The essence of They Ask, You Answer is building trust with your buyer through honest, helpful, and transparent content. But one common hesitation I've seen in working with hundreds of content managers is writing content about your own company.

This idea likely stems from writing "Best Of" competitor comparison articles where you purposely exclude your company from a list of best vendors in your space. There's absolutely a reason that in that article type you'd want to avoid including yourself on the list - just think about how you'd feel if you were searching for best vendors and you landed on a company website that listed themselves as one of the best. *cringe*

But let me empathetically state that you not only can, but should be writing about your company.

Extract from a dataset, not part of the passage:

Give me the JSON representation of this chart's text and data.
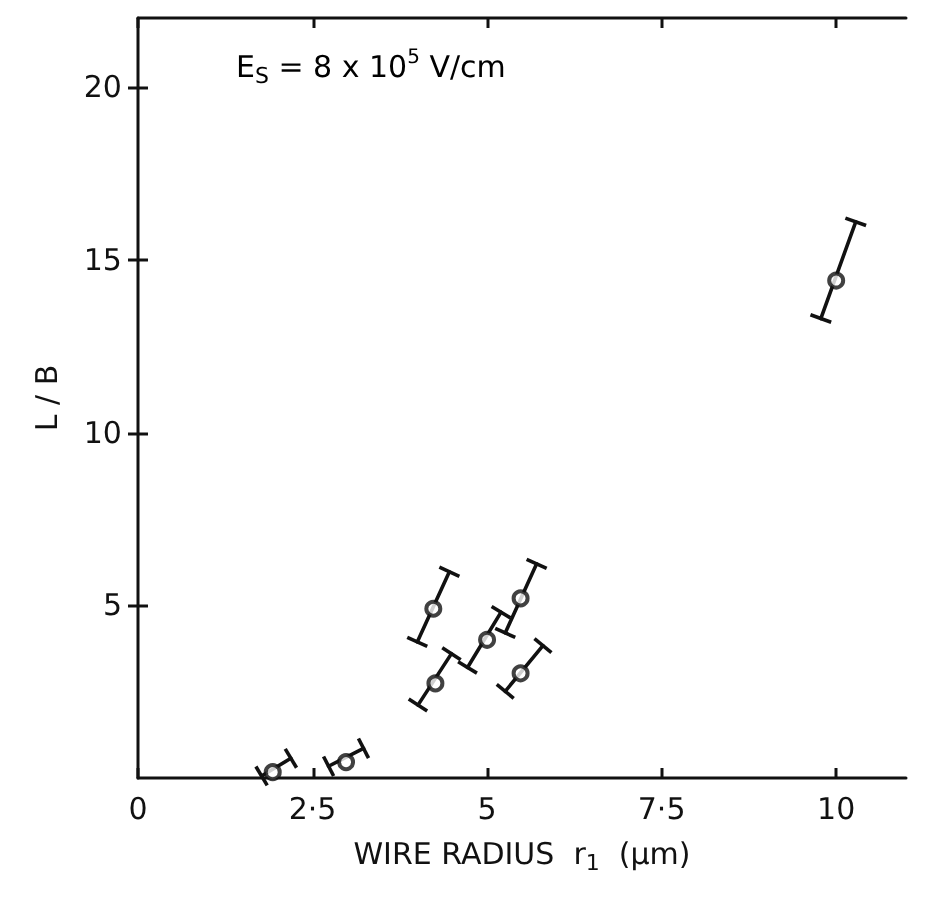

I guarantee you that at a certain point in the sales process your potential buyers are vetting you as a supplier. And with that comes questions about...you guessed it...you as a supplier. Your sales team likely has heard questions like "Why should I buy from you?" or "What makes your widget different from theirs?" or "Why is your cost more expensive than the other guys?"

And if your potential buyer or customer is asking the question - you must answer it.

Now here's the trick. You have to address these questions in a way that builds trust.

That means you can't answer the question of "Why should I buy from you?" with an article titled "Why you should buy from us". Instead, use a bit more tact with something like "Is X company the right fit for you?"

When writing articles about your company keep 3 things in mind:
  1. Address the question as factually as possible. Use data and third-party verification to support anything positive you're claiming about yourself. Don't hide your skeletons in the closet either.
  2. Strip away your biases. Don't use an article where you're talking about your company as an opportunity to highlight the good things and overload the reader with features and benefits. Don't hide your skeletons in the closet - be open about them. It's better they learn about your downsides from you rather than someone else.
  3. Make sure your sales team knows when these articles are published. Articles addressing questions specifically about your company are great for assignment selling at later stages of the buying process.